There are two equal lengths of metal band that are not in contact with the two circles so I double that answer to $\displaystyle 20\sqrt{3}$

Now it is quite easy to find the rest just use $\displaystyle 2\pi r$ for both circles. Since I just need half the circumference for both circles I can drop the 2 from that equation.

$\displaystyle \pi5=15.71$

$\displaystyle \pi15=47.12$

So to find the total length of the metal band just add all those up. $\displaystyle 15.71+47.12+20\sqrt{3}=97.47$

So the length of the metal band is 97.47 centimetres.

The total diameter of the large circle is 12. Let the second largest be $\displaystyle 12-x$ and the smallest $\displaystyle x$.

Bear with me, this is a cumbersome equation.

$\displaystyle \frac{4}{9}\pi(\frac{12}{2})^2=\pi(\frac{12}{2})^2-\pi(\frac{12-x}{2})^2-\pi(\frac{x}{2})^2$

Simplifying that I got $\displaystyle -\frac{1}{2}x^2+6x-16=0$

That's a quadratic equation!

Using the quadratic formula I find that x equals 4 and 8.

so the diameter of the smallest circle is 4 centimetres and the second smallest circles is 8 centimetres.

This is a very poor excuse of a diagram but I think it'll suffice.

OF=H

OE=15-H

CD=X

AB=2x

$\displaystyle OD^2=OF^2+DF^2$

$\displaystyle 100=h^2+\frac{x^2}{4}$

$\displaystyle 400=4h^2+x^2$

$\displaystyle x^2=400-4h^2$

$\displaystyle OB^2=OE^2+EB^2$

$\displaystyle 100=(15-h)^2+x^2$

Substitue $\displaystyle x^2$ with $\displaystyle 400-4h^2$ and expand $\displaystyle 15-h^2$

$\displaystyle 100=225+h^2-30h+400-4h^2$

$\displaystyle 100=625-3h^2-30$

$\displaystyle 3h^2+30h-525=0$

$\displaystyle h^2+10h-175=0$

Woohoo!
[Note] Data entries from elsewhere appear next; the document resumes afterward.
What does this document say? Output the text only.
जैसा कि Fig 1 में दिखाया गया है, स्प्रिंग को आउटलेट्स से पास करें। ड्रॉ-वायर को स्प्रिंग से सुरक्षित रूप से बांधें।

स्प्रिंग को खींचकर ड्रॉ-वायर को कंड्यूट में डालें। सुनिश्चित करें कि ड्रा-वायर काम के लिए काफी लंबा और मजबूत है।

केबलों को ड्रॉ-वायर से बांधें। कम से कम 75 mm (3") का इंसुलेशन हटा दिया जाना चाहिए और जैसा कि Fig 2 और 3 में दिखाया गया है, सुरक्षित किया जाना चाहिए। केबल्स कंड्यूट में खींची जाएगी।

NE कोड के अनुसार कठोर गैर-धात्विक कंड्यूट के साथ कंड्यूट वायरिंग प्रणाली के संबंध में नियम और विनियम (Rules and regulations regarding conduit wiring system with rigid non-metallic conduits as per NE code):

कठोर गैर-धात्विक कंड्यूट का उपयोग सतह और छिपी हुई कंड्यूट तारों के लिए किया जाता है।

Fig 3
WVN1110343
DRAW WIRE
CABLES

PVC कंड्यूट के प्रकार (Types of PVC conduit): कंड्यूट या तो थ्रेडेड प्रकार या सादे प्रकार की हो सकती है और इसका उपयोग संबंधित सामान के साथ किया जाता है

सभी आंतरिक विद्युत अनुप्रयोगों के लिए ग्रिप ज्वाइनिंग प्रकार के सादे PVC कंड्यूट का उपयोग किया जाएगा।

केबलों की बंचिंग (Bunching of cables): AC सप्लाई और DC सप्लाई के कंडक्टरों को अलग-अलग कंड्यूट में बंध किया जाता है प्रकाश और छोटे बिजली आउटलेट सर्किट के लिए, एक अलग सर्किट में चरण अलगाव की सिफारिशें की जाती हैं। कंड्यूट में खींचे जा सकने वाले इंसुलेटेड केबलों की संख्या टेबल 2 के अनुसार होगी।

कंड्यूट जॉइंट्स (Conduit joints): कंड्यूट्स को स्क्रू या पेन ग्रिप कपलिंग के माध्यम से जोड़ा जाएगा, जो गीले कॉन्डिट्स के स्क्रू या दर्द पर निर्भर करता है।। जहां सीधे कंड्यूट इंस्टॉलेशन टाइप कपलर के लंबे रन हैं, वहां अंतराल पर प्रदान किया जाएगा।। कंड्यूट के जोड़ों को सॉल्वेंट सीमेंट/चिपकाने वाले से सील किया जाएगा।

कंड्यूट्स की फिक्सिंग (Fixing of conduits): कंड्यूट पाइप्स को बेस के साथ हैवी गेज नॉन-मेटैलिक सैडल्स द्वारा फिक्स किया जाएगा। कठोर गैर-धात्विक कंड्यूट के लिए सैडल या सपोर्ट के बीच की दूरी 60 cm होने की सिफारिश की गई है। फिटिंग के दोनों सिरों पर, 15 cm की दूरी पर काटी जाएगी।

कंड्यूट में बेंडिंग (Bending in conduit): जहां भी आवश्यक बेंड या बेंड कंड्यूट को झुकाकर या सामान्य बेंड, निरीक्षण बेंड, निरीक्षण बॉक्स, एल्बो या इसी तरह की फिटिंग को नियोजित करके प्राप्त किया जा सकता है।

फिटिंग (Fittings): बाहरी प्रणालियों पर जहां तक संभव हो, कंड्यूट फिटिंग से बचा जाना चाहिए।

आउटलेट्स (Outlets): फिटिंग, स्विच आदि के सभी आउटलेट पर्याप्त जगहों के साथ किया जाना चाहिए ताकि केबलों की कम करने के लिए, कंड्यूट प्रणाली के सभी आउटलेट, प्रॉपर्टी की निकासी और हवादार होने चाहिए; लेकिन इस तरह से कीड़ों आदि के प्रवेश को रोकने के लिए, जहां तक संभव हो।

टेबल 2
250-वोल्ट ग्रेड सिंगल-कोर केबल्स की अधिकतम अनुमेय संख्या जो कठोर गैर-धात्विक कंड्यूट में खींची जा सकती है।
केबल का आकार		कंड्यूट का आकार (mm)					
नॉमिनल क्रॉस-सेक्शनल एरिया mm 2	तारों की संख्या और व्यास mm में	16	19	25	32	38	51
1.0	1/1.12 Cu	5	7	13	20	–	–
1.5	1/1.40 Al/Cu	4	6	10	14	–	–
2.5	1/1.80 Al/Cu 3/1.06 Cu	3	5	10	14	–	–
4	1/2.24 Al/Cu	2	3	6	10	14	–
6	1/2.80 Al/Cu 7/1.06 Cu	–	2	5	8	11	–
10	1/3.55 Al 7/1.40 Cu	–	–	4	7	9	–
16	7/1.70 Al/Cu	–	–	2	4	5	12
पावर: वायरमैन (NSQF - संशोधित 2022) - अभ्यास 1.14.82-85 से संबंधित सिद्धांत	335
Anoyther quadratic equation!

Plug that into the quadractic formula leaves me with

$\displaystyle x=8.1$ and a negative value that I don't need.

So CD is 8.1 centimetres.

Since AB is double CD AB is 16.2 centimetres.

Similar question to the one that I just answered.

I know that the diameter of the biggest circle is 10+YZ. Therefore the area is $\displaystyle \pi(\frac{10+YZ}{2})^2$

The area of the unshaded region is $\displaystyle \pi(\frac{YZ}{2})^2$

Since the unshaded and shaded regions have the same area I can set up an equation to solve for YZ.

$\displaystyle \pi(\frac{YZ}{2})^2+\pi(\frac{YZ}{2})^2=\pi(\frac{ 10+YZ}{2})^2$

Simplifying that I got $\displaystyle YZ^2-20x-100=0$

Another quadratic equation.

Using the quadratic formula I get $\displaystyle YZ=24.14, -4.14$

I don't need the negative.

So YZ=24.14 centimetres.

I've reread this post several times and I've found a few errors however it's more than likely some have slipped through. There's also the possibility that I have actually made mistakes when solving this on paper (For the most part I just typed out my work). Once again these are supposed to be "hard" geometry questions and I did have some difficulty solving them so I'd be great if anyone reading the thread could go over any of the questions and see if I've erred.

edit: Imageshack seems to be a bit iffy so I've included a zip file of all the images in case anyone has troubles viewing the images.